The report, from the National Audit Office (NAO), also recommends abolishing the MPIG, so that money can be redirected to high-need areas.
The new GMS contract was designed partly to tackle local health priorities and deal with health inequalities.
But the cost of the new contract was higher than expected, because the DoH underestimated achievement levels on the quality framework.
Money was also diverted to fund the MPIG, which ensured that existing practices were not destabilised, so less money than expected has flowed to local priorities or under-doctored areas.
To tackle these problems the NAO recommends that SHAs and PCTs should make wider use of local enhanced services (LESs) and APMS contracts, and be given control over a proportion of the quality framework.
It also calls on the DoH to 'consider phasing out the MPIG and moving the money into funding quality incentives'.
The NAO examined the cost and benefits of the new contract over its first three years of life.
It found that over the period 2004/5 to 2005/6, a reported 53 per cent of PCTs did not spend to minimum levels on enhanced services set by the DoH. The figure was 69 per cent in 2006/7.
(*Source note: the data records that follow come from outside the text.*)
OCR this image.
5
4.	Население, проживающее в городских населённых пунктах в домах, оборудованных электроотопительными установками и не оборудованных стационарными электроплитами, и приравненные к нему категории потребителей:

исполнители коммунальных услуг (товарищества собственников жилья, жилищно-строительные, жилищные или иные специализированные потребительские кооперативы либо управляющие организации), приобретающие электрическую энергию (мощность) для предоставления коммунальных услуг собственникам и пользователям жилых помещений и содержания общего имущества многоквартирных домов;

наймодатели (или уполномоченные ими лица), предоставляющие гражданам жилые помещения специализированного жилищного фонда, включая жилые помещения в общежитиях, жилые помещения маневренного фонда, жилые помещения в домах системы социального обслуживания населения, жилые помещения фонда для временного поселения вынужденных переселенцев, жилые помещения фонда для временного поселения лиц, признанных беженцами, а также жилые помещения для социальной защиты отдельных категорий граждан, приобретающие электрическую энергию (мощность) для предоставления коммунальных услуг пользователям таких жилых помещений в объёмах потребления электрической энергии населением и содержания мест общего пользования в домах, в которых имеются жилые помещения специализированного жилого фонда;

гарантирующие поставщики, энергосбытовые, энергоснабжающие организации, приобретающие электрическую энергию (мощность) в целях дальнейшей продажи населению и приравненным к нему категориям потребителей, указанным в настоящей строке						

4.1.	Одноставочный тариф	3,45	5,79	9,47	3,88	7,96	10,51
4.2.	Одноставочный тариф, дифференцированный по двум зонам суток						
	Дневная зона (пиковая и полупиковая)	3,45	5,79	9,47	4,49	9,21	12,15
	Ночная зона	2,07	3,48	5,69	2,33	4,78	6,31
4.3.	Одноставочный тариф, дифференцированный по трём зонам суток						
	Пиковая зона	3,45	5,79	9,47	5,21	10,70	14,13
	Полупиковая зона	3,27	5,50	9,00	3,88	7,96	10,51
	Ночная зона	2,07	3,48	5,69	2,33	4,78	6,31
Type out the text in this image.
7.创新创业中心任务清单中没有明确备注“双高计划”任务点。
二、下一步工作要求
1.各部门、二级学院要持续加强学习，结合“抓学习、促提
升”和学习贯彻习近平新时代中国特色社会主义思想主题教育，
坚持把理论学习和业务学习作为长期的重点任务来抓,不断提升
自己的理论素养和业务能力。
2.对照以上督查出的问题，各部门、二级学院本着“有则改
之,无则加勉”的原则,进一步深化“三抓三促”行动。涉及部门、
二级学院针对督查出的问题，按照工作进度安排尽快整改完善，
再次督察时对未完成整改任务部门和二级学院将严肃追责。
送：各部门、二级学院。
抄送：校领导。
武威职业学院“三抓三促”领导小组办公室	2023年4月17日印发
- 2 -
New GMS had been successful in improving recruitment, with the number of full-time equivalent GPs increasing by over 15 per cent since 2003.
But the NAO criticised the fall in GP productivity, and warned that salaried GPs were not benefiting from increased spending.
- Improve contract costing.
- Develop a long-term strategy for the QOF based on outcomes.
- Allocate some QOF funding for local negotiation.
- Phase out the MPIG.
- Make wider use of APMS and LESs.
- Improve commissioning skills and performance management.